LUCAS 20, 27-38
Se acercaron
entonces unos saduceos, de esos que niegan la resurrección, y le propusieron este caso:
- Maestro,
Moisés nos dejó escrito: "Si a uno se le muere su hermano, dejando mujer
pero no hijos, cásese con la viuda y dé descendencia a su hermano". Bueno,
pues había siete hermanos: el primero se casó y murió sin hijos. El segundo, el
tercero y así hasta el séptimo se casaron con la viuda y murieron también sin
dejar hijos. Finalmente murió también la mujer. Pues bien, esa mujer, cuando llegue la
resurrección, ¿de cuál de ellos va a ser mujer, si ha sido mujer de los siete?
Jesús les respondió:
- En este
mundo, los hombres y las mujeres se casan; en cambio, los que han sido dignos de alcanzar
el mundo futuro y la resurrección, sean hombres o mujeres, no se casan; es que ya no pueden morir, puesto que son como
ángeles, y, por haber nacido de la resurrección, son hijos de Dios. Y que
resucitan los muertos lo indicó el mismo Moisés en el episodio de la zarza,
cuando llama al Señor "el Dios de Abrahán y Dios de Isaac y Dios de
Jacob" (Éx 3,6). Y Dios no lo es de muertos, sino de vivos; es decir, para
él todos ellos están vivos.
A DIOS NO SE LE MUEREN SUS HIJOS
Jesús ha sido siempre muy sobrio al hablar de la
vida nueva después de la resurrección. Sin embargo, cuando un grupo de
aristócratas saduceos trata de ridiculizar la fe en la resurrección de los
muertos, Jesús reacciona elevando la cuestión a su verdadero nivel y haciendo
dos afirmaciones básicas.
Antes que nada, Jesús rechaza la idea pueril de los
saduceos que imaginan la vida de los resucitados como prolongación de esta vida
que ahora conocemos. Es un error representarnos la vida resucitada por Dios a
partir de nuestras experiencias actuales.

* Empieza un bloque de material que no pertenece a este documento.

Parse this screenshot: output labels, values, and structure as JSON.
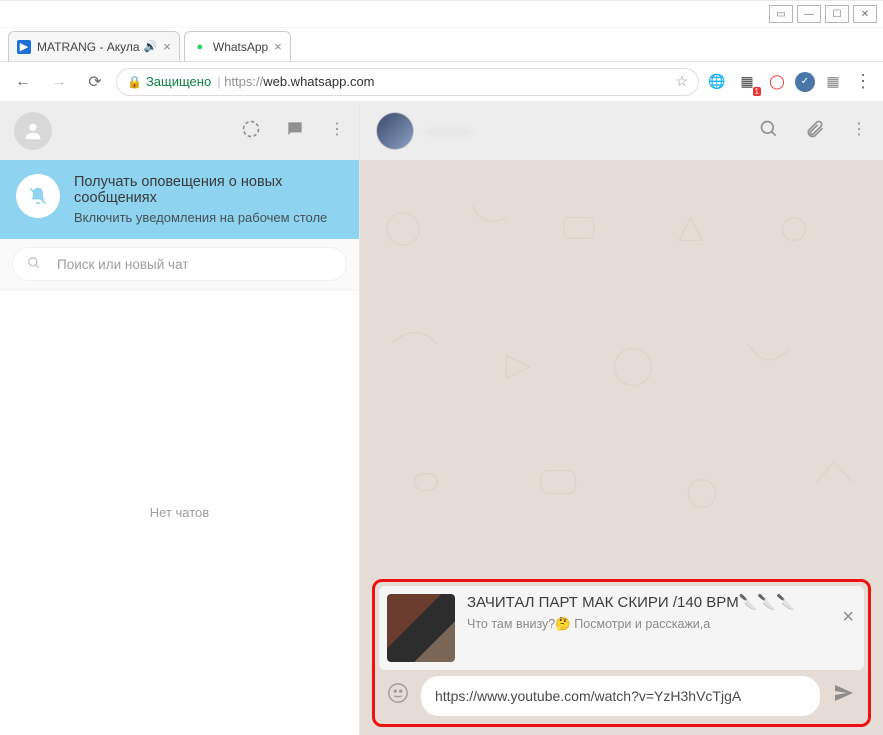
{
  "window": {
    "tb_icons": {
      "pop": "▭",
      "min": "—",
      "max": "☐",
      "close": "✕"
    }
  },
  "tabs": [
    {
      "title": "MATRANG - Акула",
      "audio": true,
      "active": false
    },
    {
      "title": "WhatsApp",
      "audio": false,
      "active": true
    }
  ],
  "address_bar": {
    "secure_label": "Защищено",
    "url_scheme": "https://",
    "url_rest": "web.whatsapp.com"
  },
  "sidebar": {
    "notif_title": "Получать оповещения о новых сообщениях",
    "notif_sub": "Включить уведомления на рабочем столе",
    "search_placeholder": "Поиск или новый чат",
    "empty_label": "Нет чатов"
  },
  "chat": {
    "contact_name": "———"
  },
  "composer": {
    "preview_title": "ЗАЧИТАЛ ПАРТ МАК СКИРИ /140 BPM🔪🔪🔪",
    "preview_sub": "Что там внизу?🤔 Посмотри и расскажи,a",
    "input_value": "https://www.youtube.com/watch?v=YzH3hVcTjgA"
  }
}
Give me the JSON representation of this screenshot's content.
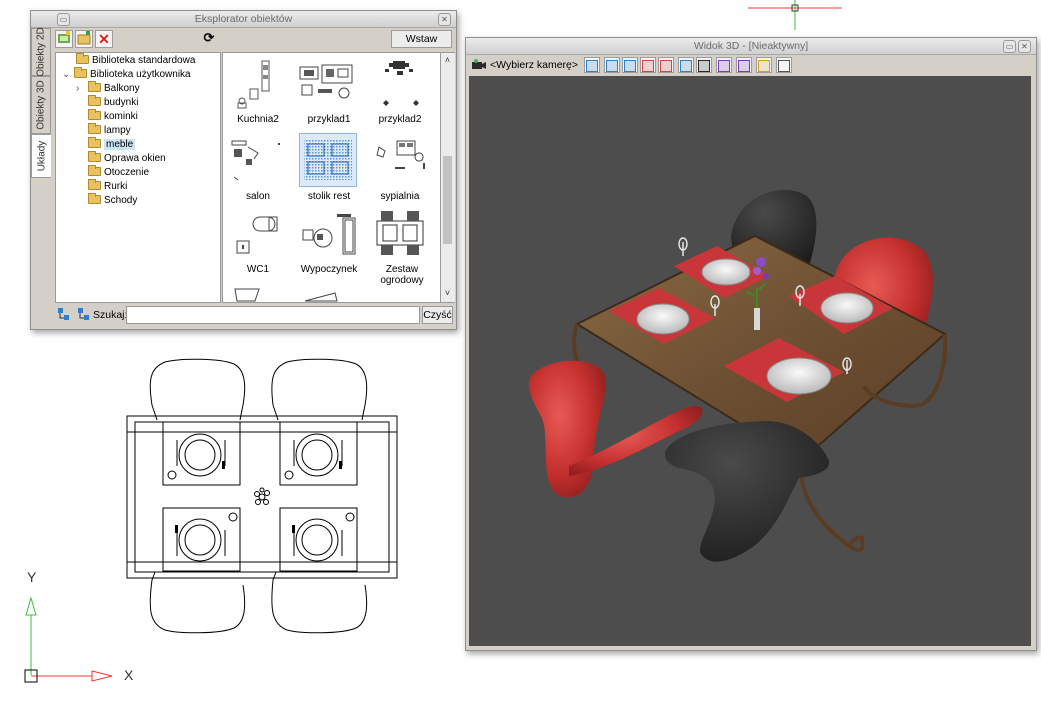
{
  "explorer": {
    "title": "Eksplorator obiektów",
    "insert_button": "Wstaw",
    "side_tabs": [
      "Obiekty 2D",
      "Obiekty 3D",
      "Układy"
    ],
    "tree": [
      {
        "label": "Biblioteka standardowa"
      },
      {
        "label": "Biblioteka użytkownika"
      },
      {
        "label": "Balkony"
      },
      {
        "label": "budynki"
      },
      {
        "label": "kominki"
      },
      {
        "label": "lampy"
      },
      {
        "label": "meble"
      },
      {
        "label": "Oprawa okien"
      },
      {
        "label": "Otoczenie"
      },
      {
        "label": "Rurki"
      },
      {
        "label": "Schody"
      }
    ],
    "thumbnails": [
      {
        "label": "Kuchnia2"
      },
      {
        "label": "przyklad1"
      },
      {
        "label": "przyklad2"
      },
      {
        "label": "salon"
      },
      {
        "label": "stolik rest"
      },
      {
        "label": "sypialnia"
      },
      {
        "label": "WC1"
      },
      {
        "label": "Wypoczynek"
      },
      {
        "label": "Zestaw ogrodowy"
      }
    ],
    "search_label": "Szukaj:",
    "search_value": "",
    "clear_button": "Czyść"
  },
  "view3d": {
    "title": "Widok 3D - [Nieaktywny]",
    "camera_select": "<Wybierz kamerę>",
    "toolbar_icons": [
      "camera-icon",
      "bulb-icon",
      "box-view-icon",
      "box-edges-icon",
      "palette-icon",
      "texture-icon",
      "orbit-icon",
      "walk-icon",
      "render-icon",
      "render-region-icon",
      "settings-icon",
      "3d-icon"
    ]
  },
  "drawing": {
    "axis_x": "X",
    "axis_y": "Y"
  },
  "colors": {
    "accent": "#1874d4",
    "axis": "#ff3030",
    "axis_y": "#38c038",
    "viewport_bg": "#4d4d4d"
  }
}
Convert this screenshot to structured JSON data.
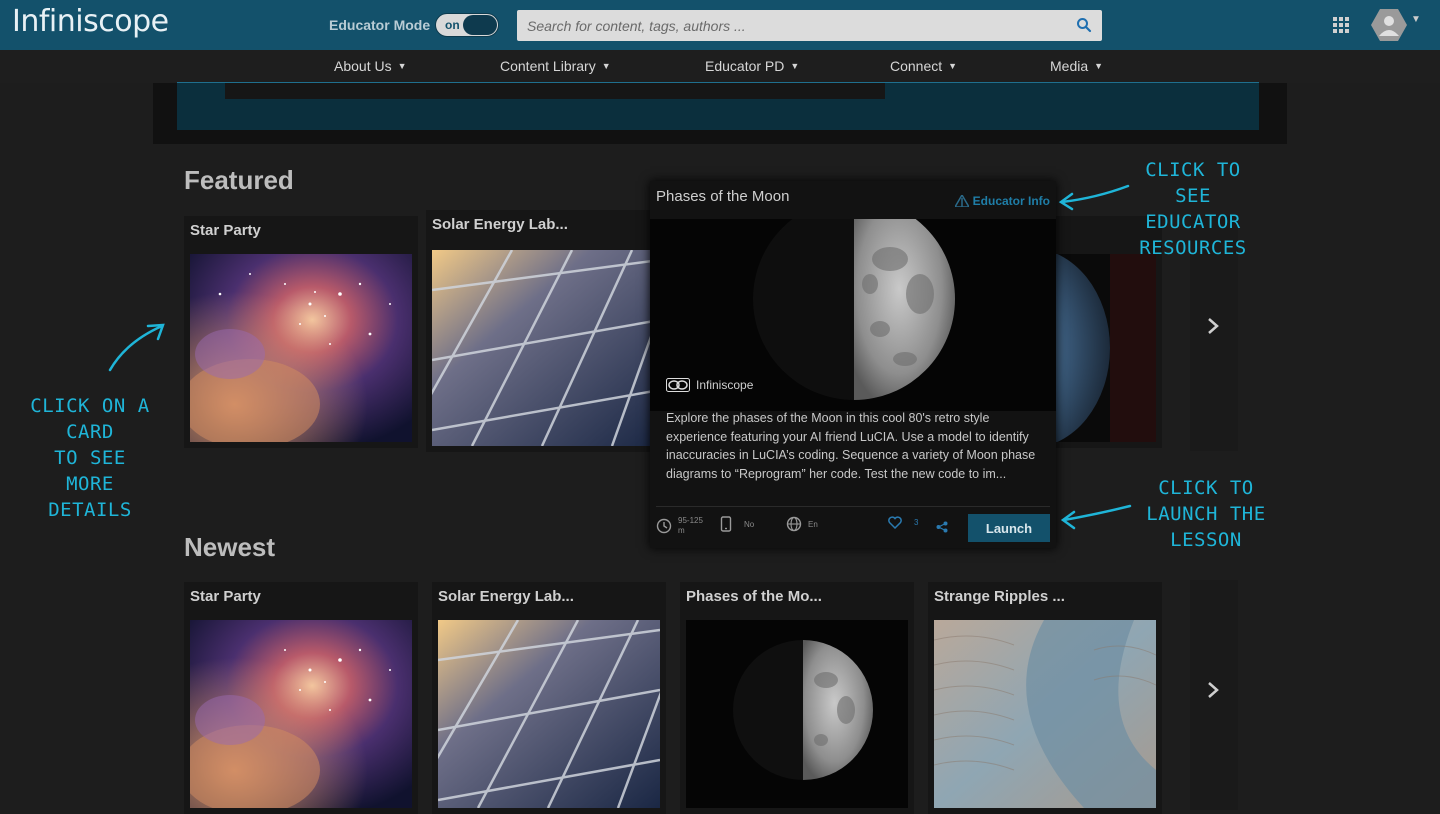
{
  "header": {
    "logo": "Infiniscope",
    "educator_mode_label": "Educator Mode",
    "toggle_label": "on",
    "search_placeholder": "Search for content, tags, authors ..."
  },
  "nav": {
    "items": [
      {
        "label": "About Us"
      },
      {
        "label": "Content Library"
      },
      {
        "label": "Educator PD"
      },
      {
        "label": "Connect"
      },
      {
        "label": "Media"
      }
    ]
  },
  "featured": {
    "title": "Featured",
    "cards": [
      {
        "title": "Star Party"
      },
      {
        "title": "Solar Energy Lab..."
      }
    ]
  },
  "popup": {
    "title": "Phases of the Moon",
    "educator_info": "Educator Info",
    "provider": "Infiniscope",
    "description": "Explore the phases of the Moon in this cool 80's retro style experience featuring your AI friend LuCIA. Use a model to identify inaccuracies in LuCIA’s coding. Sequence a variety of Moon phase diagrams to “Reprogram” her code. Test the new code to im...",
    "duration_line1": "95-125",
    "duration_line2": "m",
    "mobile": "No",
    "language": "En",
    "likes": "3",
    "launch_label": "Launch"
  },
  "newest": {
    "title": "Newest",
    "cards": [
      {
        "title": "Star Party"
      },
      {
        "title": "Solar Energy Lab..."
      },
      {
        "title": "Phases of the Mo..."
      },
      {
        "title": "Strange Ripples ..."
      }
    ]
  },
  "annotations": {
    "card": [
      "CLICK ON A",
      "CARD",
      "TO SEE",
      "MORE",
      "DETAILS"
    ],
    "educator": [
      "CLICK TO",
      "SEE",
      "EDUCATOR",
      "RESOURCES"
    ],
    "launch": [
      "CLICK TO",
      "LAUNCH THE",
      "LESSON"
    ]
  },
  "colors": {
    "header_bg": "#13516b",
    "accent": "#1f7ea8",
    "annotation": "#1fb5d8"
  }
}
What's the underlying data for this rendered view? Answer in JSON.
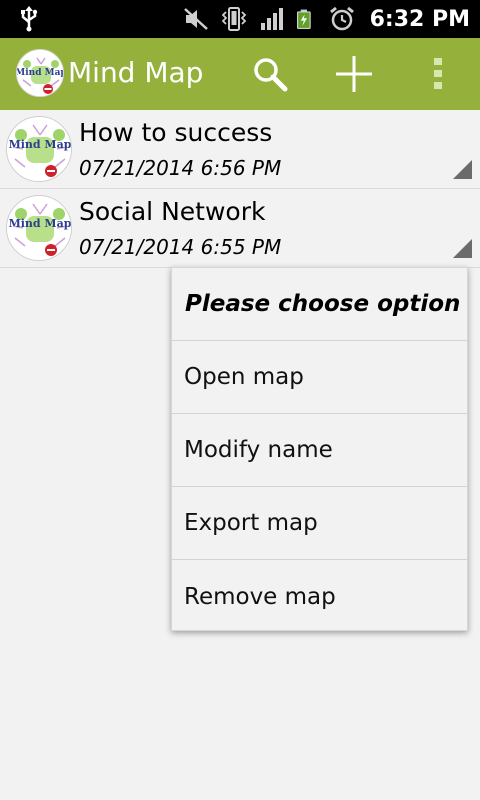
{
  "status_bar": {
    "time": "6:32 PM",
    "icons": [
      "usb-icon",
      "mute-icon",
      "vibrate-icon",
      "signal-icon",
      "battery-charging-icon",
      "alarm-icon"
    ]
  },
  "action_bar": {
    "title": "Mind Map",
    "color": "#95b13b",
    "buttons": [
      "search-icon",
      "add-icon",
      "overflow-menu-icon"
    ]
  },
  "maps": [
    {
      "name": "How to success",
      "date": "07/21/2014 6:56 PM"
    },
    {
      "name": "Social Network",
      "date": "07/21/2014 6:55 PM"
    }
  ],
  "thumbnail_text": "Mind Map",
  "popup": {
    "title": "Please choose option",
    "items": [
      "Open map",
      "Modify name",
      "Export map",
      "Remove map"
    ]
  }
}
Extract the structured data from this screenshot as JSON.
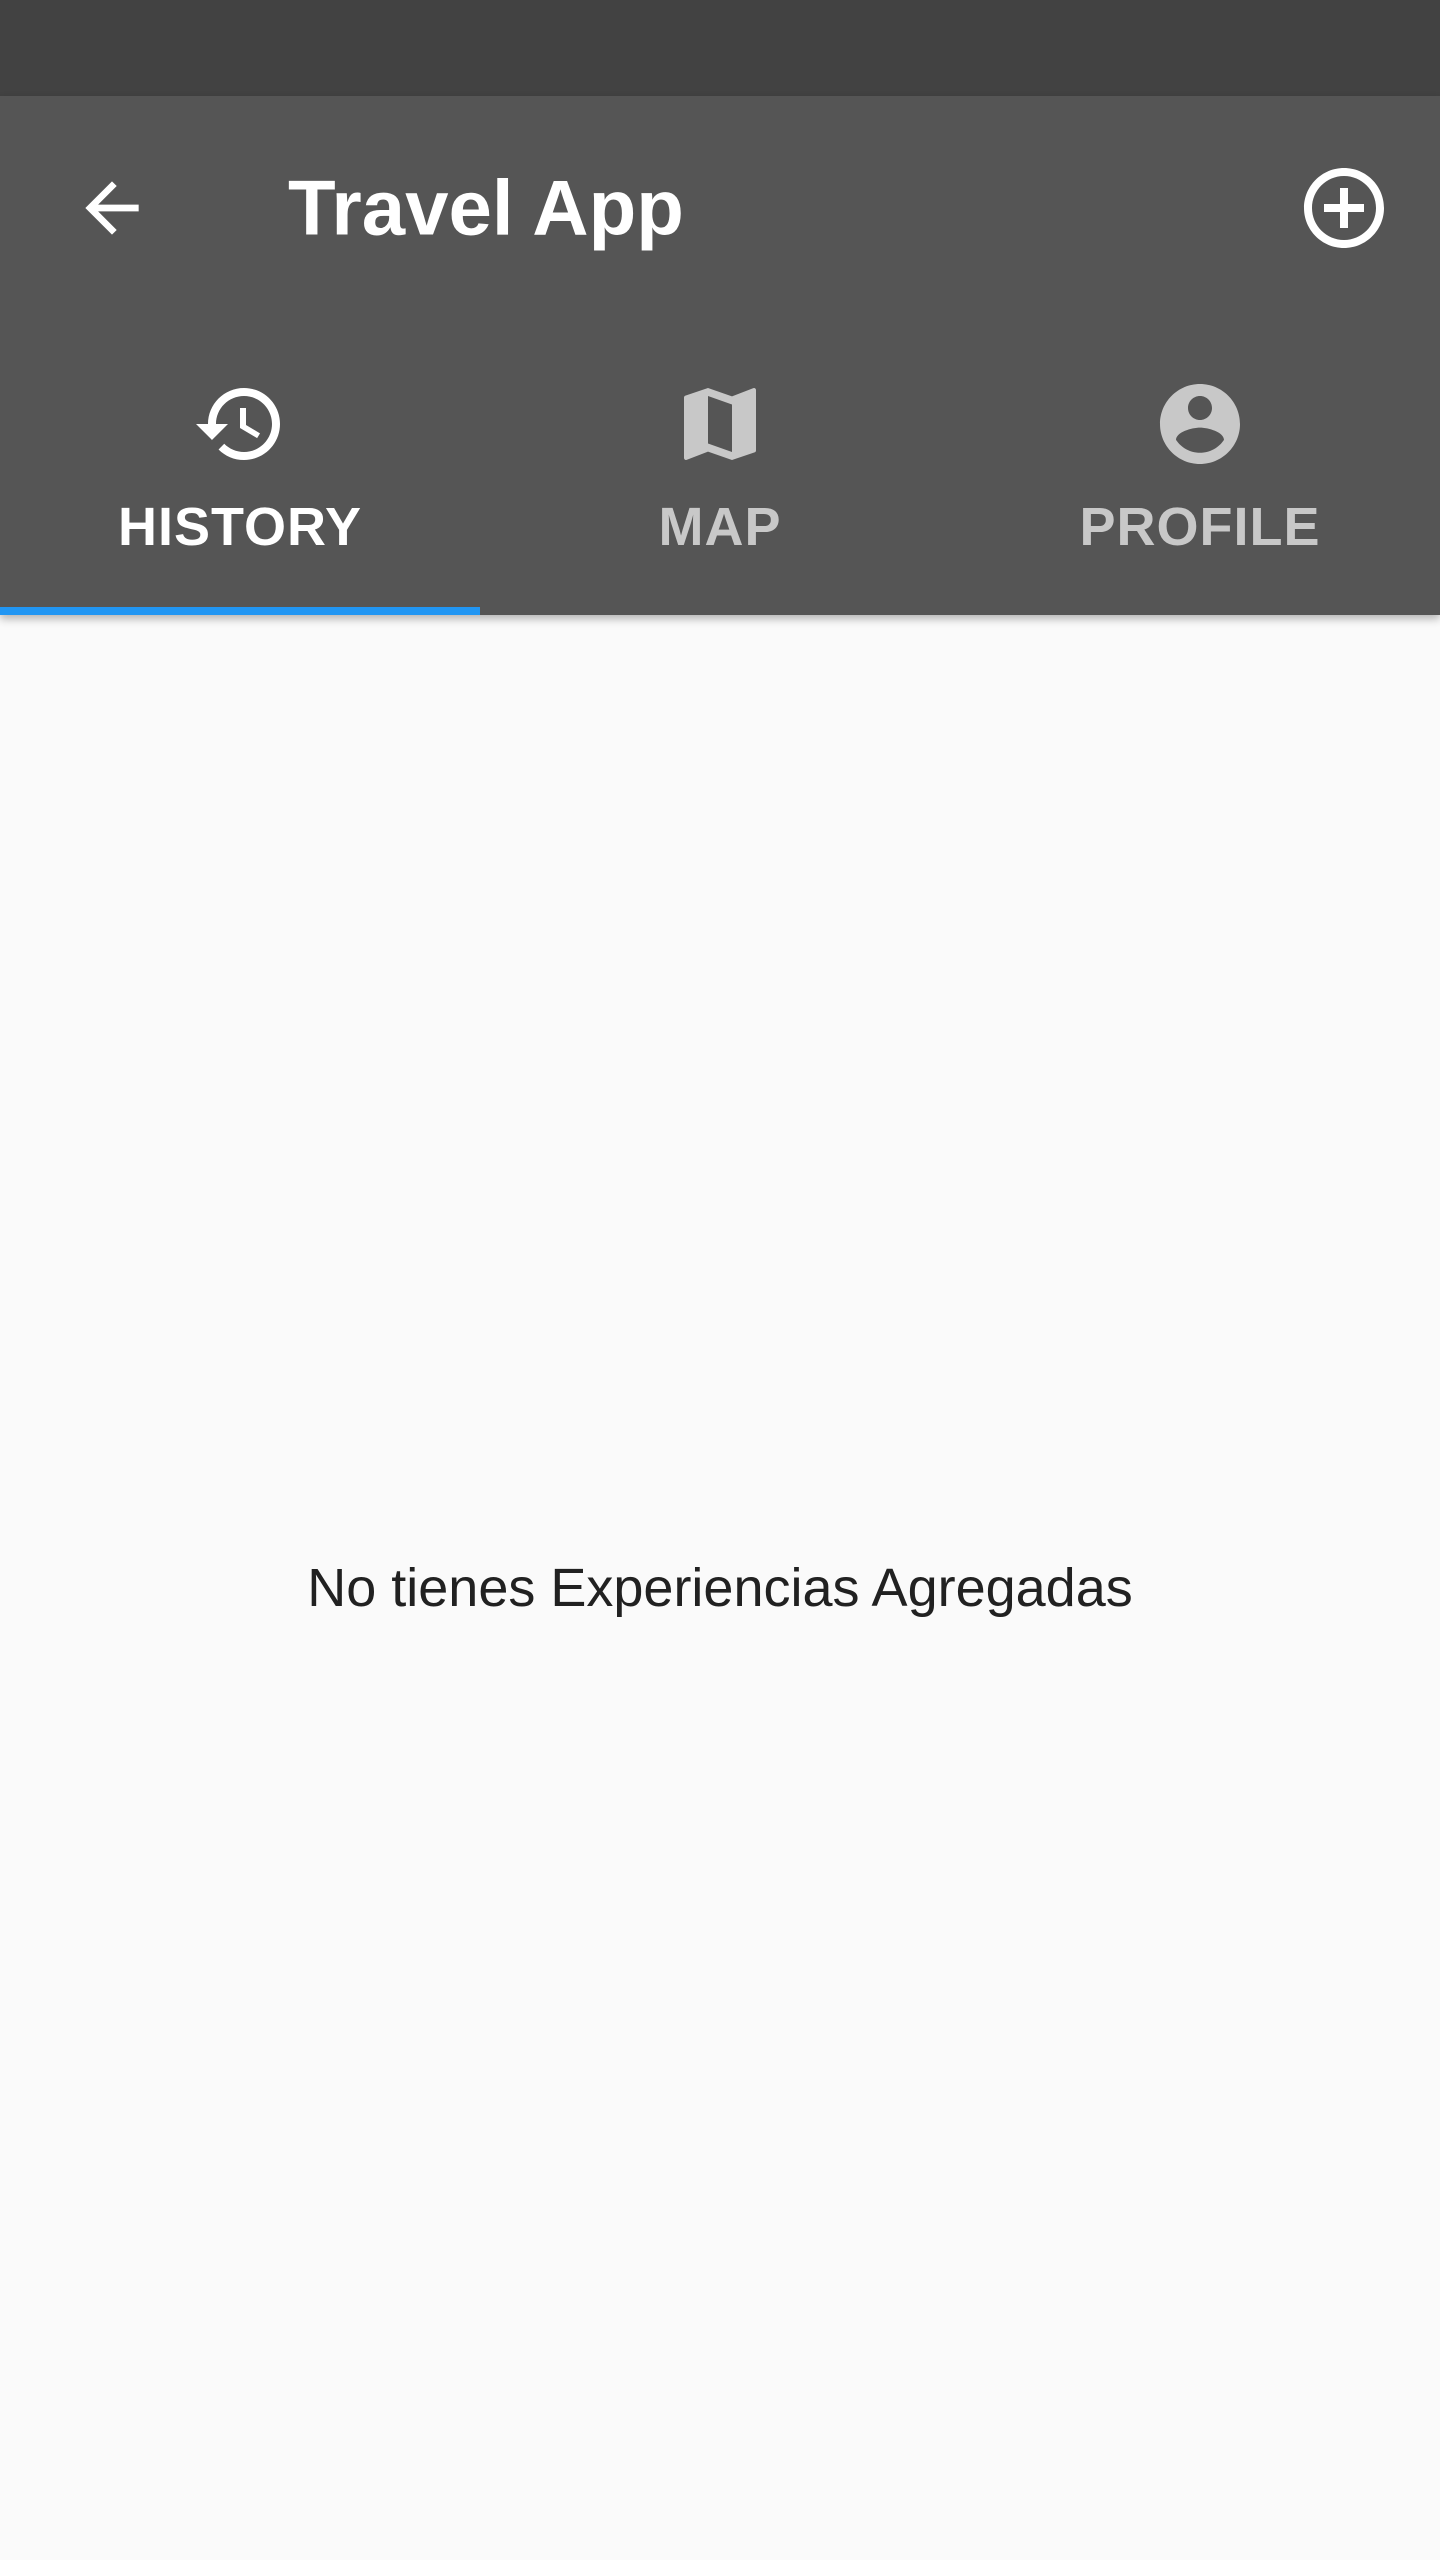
{
  "app_bar": {
    "title": "Travel App",
    "back_icon": "arrow-back-icon",
    "add_icon": "add-circle-outline-icon"
  },
  "tabs": [
    {
      "label": "HISTORY",
      "icon": "history-icon",
      "selected": true
    },
    {
      "label": "MAP",
      "icon": "map-icon",
      "selected": false
    },
    {
      "label": "PROFILE",
      "icon": "account-circle-icon",
      "selected": false
    }
  ],
  "content": {
    "empty_message": "No tienes Experiencias Agregadas"
  },
  "colors": {
    "status_bar": "#424242",
    "app_bar": "#555555",
    "tab_indicator": "#2196f3",
    "background": "#fafafa",
    "active_text": "#ffffff",
    "inactive_text": "#c8c8c8"
  }
}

Hay una diferencia radical entre nuestra vida
terrestre y esa vida plena, sustentada directamente por el amor de Dios después
de la muerte. Esa Vida es absolutamente «nueva». Por eso, la podemos esperar
pero nunca describir o explicar.
Las primeras generaciones cristianas mantuvieron
esa actitud humilde y honesta ante el misterio de la «vida eterna». Pablo les
dice a los creyentes de Corinto que se trata de algo que «el ojo nunca vio ni
el oído oyó ni hombre alguno ha imaginado, algo que Dios ha preparado a los que
lo aman».
Estas palabras nos sirven de advertencia sana y de
orientación gozosa. Por una parte, el cielo es una «novedad» que está más allá
de cualquier experiencia terrestre, pero, por otra, es una vida «preparada» por
Dios para el cumplimiento pleno de nuestras aspiraciones más hondas. Lo propio
de la fe no es satisfacer ingenuamente la curiosidad, sino alimentar el deseo,
la expectación y la esperanza confiada en Dios.
Esto es, precisamente, lo que busca Jesús apelando
con toda sencillez a un hecho aceptado por los saduceos: a Dios se le llama en
la tradición bíblica «Dios de Abrahán, Isaac y Jacob». A pesar de que estos
patriarcas han muerto, Dios sigue siendo su Dios, su protector, su amigo. La
muerte no ha podido destruir el amor y la fidelidad de Dios hacia ellos.
Jesús saca su propia conclusión haciendo una
afirmación decisiva para nuestra fe: «Dios no es un Dios de muertos, sino de
vivos; porque para él todos están vivos». Dios es fuente inagotable de vida. La
muerte no le va dejando a Dios sin sus hijos e hijas queridos. Cuando nosotros
los lloramos porque los hemos perdido en esta tierra, Dios los contempla llenos
de vida porque los ha acogido en su amor de Padre.
Según Jesús, la unión de Dios con sus hijos no
puede ser destruida por la muerte. Su amor es más fuerte que nuestra extinción
biológica. Por eso, con fe humilde nos atrevemos a invocarlo: «Dios mío, en Ti
confío. No quede yo defraudado» (Salmo 25,1-2).